Works in Progress | Historical Fiction and a Hobo Story
The Morning Star | Historical Fiction
Many years ago, in 2009, a swine flu outbreak worried our world and sparked my curiosity. I knew of the 1918 influenza pandemic but not much and did a quick google search. What hooked me—and held my attention all these years—was that the pandemic we know as the Spanish Flu possibly originated in rural Kansas. I grew up in Kansas and could easily imagine the country doctor on the prairie confronting what would become a worldwide pandemic. I wanted to trace the journey of the contagion from patient zero to its climax of some 50,000,000 dead, from isolated Haskell County, Kansas carried abroad with soldiers headed to the Great War in Europe and beyond. I began researching and writing what became my historical novel, The Morning Star. Those first years were spent learning how to write and honing my craft to best tell the story that intrigued me.
Flash forward eleven years, my manuscript finally feels complete, and I begin querying agents in early 2020, very coincidently just as our own pandemic strikes. It’s still to be determined whether my timing—trying to sell a pandemic story during a pandemic—is good or bad.
What I do know is my historical novel—while eerily relevant—is firmly set in the past and reminds us of the transformative power of grief and hope. Though the 1918 pandemic, like COVID 19, also brought about rapid deaths, strange symptoms, and the need for a vaccine, my novel is a story of a father and daughter—he the doctor who cares for the first victims and pursues a vaccine, and she a young nurse grappling with her future while caring for soldiers during the pandemic and last year of World War One. Though the story feels familiar, it’s safely our world 100 years ago, allowing readers to explore science, politics, and feminism from a distance and to consider how they have and haven’t evolved.

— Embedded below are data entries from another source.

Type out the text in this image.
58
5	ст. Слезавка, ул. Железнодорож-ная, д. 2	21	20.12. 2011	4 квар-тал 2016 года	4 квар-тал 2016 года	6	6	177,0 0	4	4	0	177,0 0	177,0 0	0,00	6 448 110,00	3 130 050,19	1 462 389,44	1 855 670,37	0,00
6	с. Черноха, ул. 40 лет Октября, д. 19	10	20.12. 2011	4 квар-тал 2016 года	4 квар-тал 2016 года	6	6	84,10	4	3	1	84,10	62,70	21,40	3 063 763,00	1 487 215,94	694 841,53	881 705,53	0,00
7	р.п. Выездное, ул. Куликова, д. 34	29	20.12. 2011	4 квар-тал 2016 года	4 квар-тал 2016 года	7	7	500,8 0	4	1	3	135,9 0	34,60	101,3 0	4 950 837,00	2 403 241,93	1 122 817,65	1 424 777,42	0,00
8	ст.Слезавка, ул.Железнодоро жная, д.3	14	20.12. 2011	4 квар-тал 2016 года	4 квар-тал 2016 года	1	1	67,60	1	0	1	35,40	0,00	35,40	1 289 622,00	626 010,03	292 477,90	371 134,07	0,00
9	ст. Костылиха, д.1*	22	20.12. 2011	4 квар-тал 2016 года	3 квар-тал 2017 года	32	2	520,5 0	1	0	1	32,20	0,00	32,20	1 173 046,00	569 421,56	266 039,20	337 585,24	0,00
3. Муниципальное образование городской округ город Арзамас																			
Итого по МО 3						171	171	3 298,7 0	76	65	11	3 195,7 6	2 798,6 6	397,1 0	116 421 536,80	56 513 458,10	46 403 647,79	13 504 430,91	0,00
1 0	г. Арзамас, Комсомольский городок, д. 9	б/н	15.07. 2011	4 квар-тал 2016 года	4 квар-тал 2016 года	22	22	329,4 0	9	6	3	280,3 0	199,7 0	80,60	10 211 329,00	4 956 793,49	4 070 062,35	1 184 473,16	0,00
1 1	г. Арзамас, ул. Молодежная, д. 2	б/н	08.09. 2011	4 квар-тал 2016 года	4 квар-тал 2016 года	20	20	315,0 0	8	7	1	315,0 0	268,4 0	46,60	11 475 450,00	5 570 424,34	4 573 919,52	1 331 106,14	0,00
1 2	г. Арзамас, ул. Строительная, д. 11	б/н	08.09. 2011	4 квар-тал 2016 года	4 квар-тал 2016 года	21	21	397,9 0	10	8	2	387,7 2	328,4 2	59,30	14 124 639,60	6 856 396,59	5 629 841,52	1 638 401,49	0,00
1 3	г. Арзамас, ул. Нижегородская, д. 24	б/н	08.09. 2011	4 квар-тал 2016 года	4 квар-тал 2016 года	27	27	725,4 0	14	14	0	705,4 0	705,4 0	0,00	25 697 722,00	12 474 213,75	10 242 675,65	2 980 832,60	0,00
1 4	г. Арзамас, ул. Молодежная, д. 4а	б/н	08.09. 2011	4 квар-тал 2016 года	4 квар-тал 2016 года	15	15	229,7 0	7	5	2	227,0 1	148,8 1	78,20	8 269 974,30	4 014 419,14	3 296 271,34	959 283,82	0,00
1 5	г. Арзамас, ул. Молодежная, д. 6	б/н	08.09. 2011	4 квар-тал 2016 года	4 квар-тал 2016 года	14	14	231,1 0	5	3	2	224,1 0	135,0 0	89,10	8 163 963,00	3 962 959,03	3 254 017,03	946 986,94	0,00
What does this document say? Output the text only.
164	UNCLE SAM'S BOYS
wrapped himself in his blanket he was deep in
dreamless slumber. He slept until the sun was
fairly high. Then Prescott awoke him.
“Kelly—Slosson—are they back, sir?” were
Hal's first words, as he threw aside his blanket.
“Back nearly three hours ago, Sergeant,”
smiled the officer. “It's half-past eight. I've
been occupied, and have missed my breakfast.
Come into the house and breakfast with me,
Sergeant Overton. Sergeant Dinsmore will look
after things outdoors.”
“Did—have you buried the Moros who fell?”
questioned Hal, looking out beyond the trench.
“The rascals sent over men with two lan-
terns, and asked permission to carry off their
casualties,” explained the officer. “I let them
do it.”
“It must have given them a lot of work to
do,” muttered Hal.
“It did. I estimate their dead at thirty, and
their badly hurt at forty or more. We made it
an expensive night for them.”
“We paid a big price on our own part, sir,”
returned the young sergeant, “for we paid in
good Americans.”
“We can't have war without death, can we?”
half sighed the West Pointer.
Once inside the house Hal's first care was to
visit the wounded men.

It looks, as well, at how purpose and family and love help in times of grief. The heart of The Morning Star is how people persevere in times of great challenge.
A Good Man | A Secondhand Memoir, A Picaresque Novel, A Hobo Story
Prevailing advice to authors querying their first novel is to combat the anxiety by starting the next one, and I was eager to move forward with a story that has been brewing for years. I’m currently revising my second draft of A Good Man, a story inspired by my brother’s twenty-five years riding freight trains.
A Good Man tells the story of Cowboy—a twenty-year-old full of agitation and wanderlust —who leaves behind his turbulent childhood to become a hobo, riding freight trains across the country in the 1980s and 90s, seeking freedom and adventure and finding instead self-destructive cycles of addiction, depression, and prison.
His hardscrabble adventures take him from small town Kansas to drug hotels on Colfax Avenue in Denver, rail yards crawling with cops, hobo camps in the Mojave Desert, a Catholic seminary, prison, a 90s tough-love rehab program, and eventually the Chickasaw Indian Nation in Oklahoma. Cowboy leads a varied and daring life before accepting that sobriety is his only choice, and the relationships he was escaping offer exactly what he was searching for.
Epic and intimate, heartbreaking and infuriating, A Good Man is set in the disappearing world of hobos and a page-turner about Cowboy’s quest for sobriety, redemption, and someone to love, especially himself. Interwoven with journal entries from his sister, it is a story of family, exploration and self-discovery, honesty and forgiveness.